The mathematical analysis suggests that the dose discrepancies due to under-sampling are strongly correlated with the aperture width, the distance between apertures, and the width of the dose kernel. The WBI algorithm proves to be an efficient aperture interpolation strategy and is useful for dose computation of VMAT plans.
出于实际原因,大多数 VMAT 算法会在离散孔径上计算剂量,这些孔径的角度间隔很小。然而,机器使用连续移动的叶片和机架以及不断变化的剂量率来输送 VMAT 剂量。计算出的剂量可能与输送的剂量有偏差,尤其是如果在 VMAT 优化中没有应用或仅应用了宽松的叶片运动限制。本文的目的是建立一个简化的数学模型来分析 VMAT 计划计算剂量与输送剂量之间的差异,并为临床实施提供合理的解决方案。
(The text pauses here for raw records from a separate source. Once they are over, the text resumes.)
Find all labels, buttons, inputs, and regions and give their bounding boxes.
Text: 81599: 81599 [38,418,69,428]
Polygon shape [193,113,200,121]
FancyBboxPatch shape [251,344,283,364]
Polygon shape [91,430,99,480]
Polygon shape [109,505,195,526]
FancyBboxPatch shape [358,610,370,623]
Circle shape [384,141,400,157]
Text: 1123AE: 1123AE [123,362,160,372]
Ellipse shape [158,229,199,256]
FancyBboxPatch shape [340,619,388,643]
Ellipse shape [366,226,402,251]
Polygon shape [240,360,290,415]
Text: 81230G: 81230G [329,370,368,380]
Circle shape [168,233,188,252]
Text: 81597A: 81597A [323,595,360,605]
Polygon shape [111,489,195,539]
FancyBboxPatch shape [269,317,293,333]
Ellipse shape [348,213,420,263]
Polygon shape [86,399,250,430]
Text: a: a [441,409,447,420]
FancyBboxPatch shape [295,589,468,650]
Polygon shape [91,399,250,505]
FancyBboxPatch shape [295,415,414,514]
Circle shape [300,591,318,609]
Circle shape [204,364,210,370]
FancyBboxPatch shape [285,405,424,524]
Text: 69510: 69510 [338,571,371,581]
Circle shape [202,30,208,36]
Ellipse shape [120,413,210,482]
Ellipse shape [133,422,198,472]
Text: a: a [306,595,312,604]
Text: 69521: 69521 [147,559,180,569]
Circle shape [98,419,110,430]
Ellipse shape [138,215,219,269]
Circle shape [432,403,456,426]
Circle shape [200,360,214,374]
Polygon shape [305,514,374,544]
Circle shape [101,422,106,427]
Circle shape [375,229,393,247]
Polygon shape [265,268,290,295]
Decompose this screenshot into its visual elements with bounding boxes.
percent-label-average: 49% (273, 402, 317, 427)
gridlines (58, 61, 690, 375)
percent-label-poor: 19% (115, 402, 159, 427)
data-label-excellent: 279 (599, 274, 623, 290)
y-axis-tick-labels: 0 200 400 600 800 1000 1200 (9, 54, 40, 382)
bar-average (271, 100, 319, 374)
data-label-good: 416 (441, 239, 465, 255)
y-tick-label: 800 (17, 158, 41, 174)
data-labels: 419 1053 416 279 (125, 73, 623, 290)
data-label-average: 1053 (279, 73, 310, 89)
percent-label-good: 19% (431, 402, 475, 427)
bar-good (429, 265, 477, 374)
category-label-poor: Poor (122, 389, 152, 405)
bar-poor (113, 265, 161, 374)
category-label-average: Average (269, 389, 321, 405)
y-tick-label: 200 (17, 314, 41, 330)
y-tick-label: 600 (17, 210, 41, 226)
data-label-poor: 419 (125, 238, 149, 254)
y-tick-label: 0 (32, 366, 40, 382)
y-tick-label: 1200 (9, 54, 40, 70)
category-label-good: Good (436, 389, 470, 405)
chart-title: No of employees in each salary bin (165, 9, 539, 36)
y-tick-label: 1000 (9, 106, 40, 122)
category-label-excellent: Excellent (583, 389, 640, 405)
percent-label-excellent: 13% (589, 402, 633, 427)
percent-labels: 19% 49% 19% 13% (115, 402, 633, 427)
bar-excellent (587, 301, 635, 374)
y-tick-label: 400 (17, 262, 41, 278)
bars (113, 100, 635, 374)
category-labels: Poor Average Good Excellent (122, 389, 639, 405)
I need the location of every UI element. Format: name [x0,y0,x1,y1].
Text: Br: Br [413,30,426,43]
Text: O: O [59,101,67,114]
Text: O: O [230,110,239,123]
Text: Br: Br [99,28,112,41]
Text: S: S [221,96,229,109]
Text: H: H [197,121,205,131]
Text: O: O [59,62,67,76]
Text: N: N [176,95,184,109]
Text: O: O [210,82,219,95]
首先引入一种简化的度量标准来描述离散孔径计算剂量与连续输送模型之间的差异。为六个不同的叶片运动场景分别形成输送通量。然后将公式重写为更一般的形式。使用该通用形式总结离散和连续通量之间的相关性。还呈现了剂量核宽度、孔径宽度和孔径距离这三个单独因素对剂量差异的傅里叶分析,以便深入了解在频率域中由于欠采样引起的剂量差异。最后,提出了一种基于加权的插值(WBI)算法,可以提高孔径插值效率。还给出了建议算法的相关评估方法和标准。
WBI 算法与等角插值(EAI)方法的比较表明,该算法在孔径数量效率方面具有很大的优势。为了实现使用以 0.5°EAI 生成的孔径计算剂量的 90%伽马通过率,以初始优化孔径作为比较的标准,WBI 分别仅需要 EAI 方法的 66%和 54%的孔径数量,用于 2°和 4°VMAT 优化的角分离。结果还表明,加权剂量误差指数值Θ可作为插值算法(例如 WBI 或 EAI)的停止标准,或作为采样水平评估的指标。体模结果表明,对于使用欠采样孔径计算的计划,从体模表面到等中心,剂量伽马通过率随深度的增加而降低。对于使用采样良好的孔径计算的计划,没有观察到明显的变化趋势。
数学分析表明,由于欠采样引起的剂量差异与孔径宽度、孔径之间的距离以及剂量核的宽度密切相关。WBI 算法被证明是一种有效的孔径插值策略,可用于 VMAT 计划的剂量计算。